British Kids Are Starting to Sound American

Media and YouTube are reshaping language in UK classrooms
Posted Nov 9, 2025 10:35 AM CST
British Kids Are Starting to Sound American
A file photo of schoolchildren at Castle Rock school in Coalville, East Midlands, England. Do they want candy or sweets?   (Jack Hill/Pool Photo via AP)

British schoolchildren are suddenly sounding like they've stepped off a school bus in Ohio. Teachers across the UK say they're hearing more students use American vocabulary in the classroom, according to a survey by Teacher Tapp for the Times of London. In other words, kids there are saying "garbage" instead of "rubbish" and "candy" instead of "sweets." The shift is most pronounced among younger pupils, with 65% of primary school teachers reporting that their students say "candy," compared with only about a quarter of secondary teachers. Educators and parents largely chalk it up to children's media diets: endless YouTube hours, American-dominated streaming platforms, and influencers like MrBeast and Cocomelon shaping how kids speak before traditional accents and habits settle in.

Parents describe catching their kids using American expressions or even adopting a US accent mid-sentence. Other Americanisms including "apartment" for "flat," "closet for cupboard," and "diaper" for "nappy." The trend has sparked mild concern among some parents and commentators—it's a mix of cultural anxiety and nostalgia for BBC-sandpapered Received Pronunciation. But linguists say this isn't a crisis so much as the natural evolution of language in a world where Peppa Pig now shares screen time with YouTuber energy challenges and fast-cut TikTok shorts. Kids mimic what they hear, and right now what they hear most isn't strictly British.

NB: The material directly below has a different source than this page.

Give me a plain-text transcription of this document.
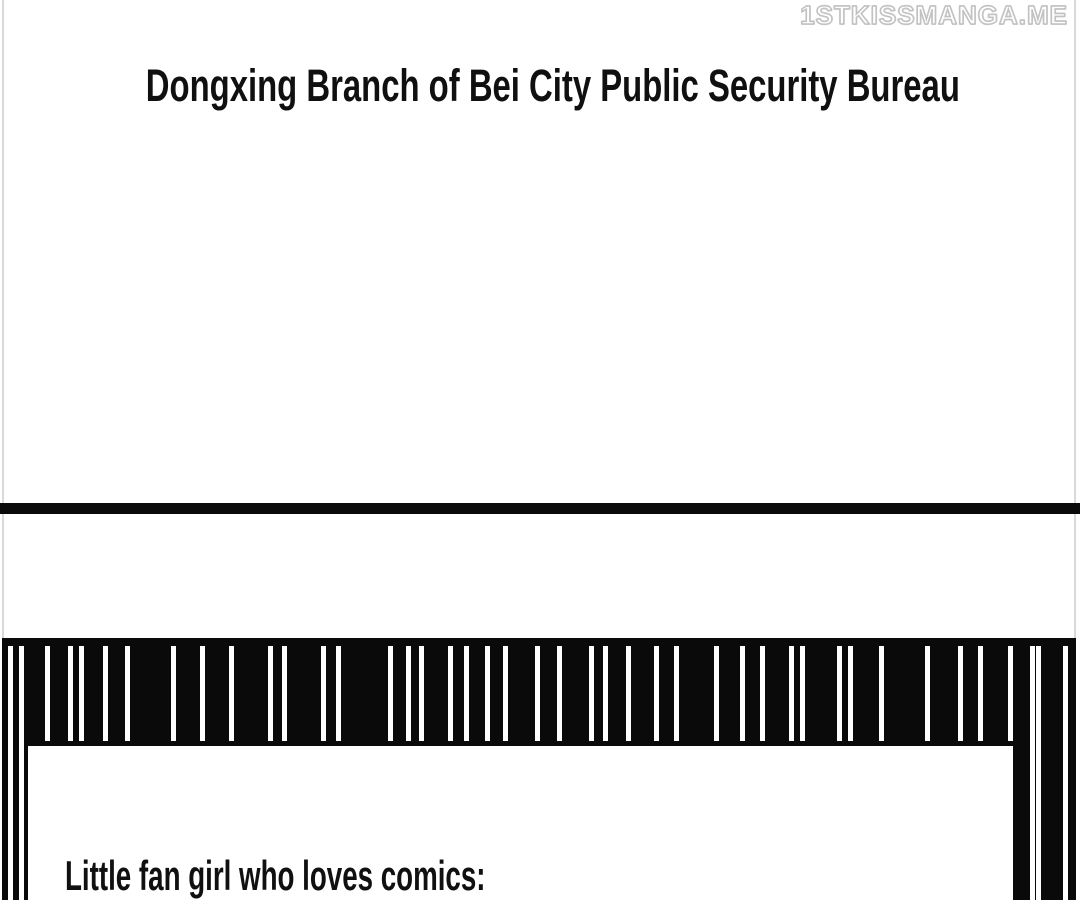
1STKISSMANGA.ME
Dongxing Branch of Bei City Public Security Bureau
Little fan girl who loves comics:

Professor Lynne Murphy of the University of Sussex told the Times that borrowing across English dialects is hardly new, and it's rarely permanent in children. Childhood speech quirks tend to fade, and English has always been a linguistic sponge, absorbing new words and phrases wherever speakers find them. Besides, notes the Guardian, the exchange appears to go both ways, with British words and phrases such as "gobsmacked" and "knickers in a twist" gaining traction in America.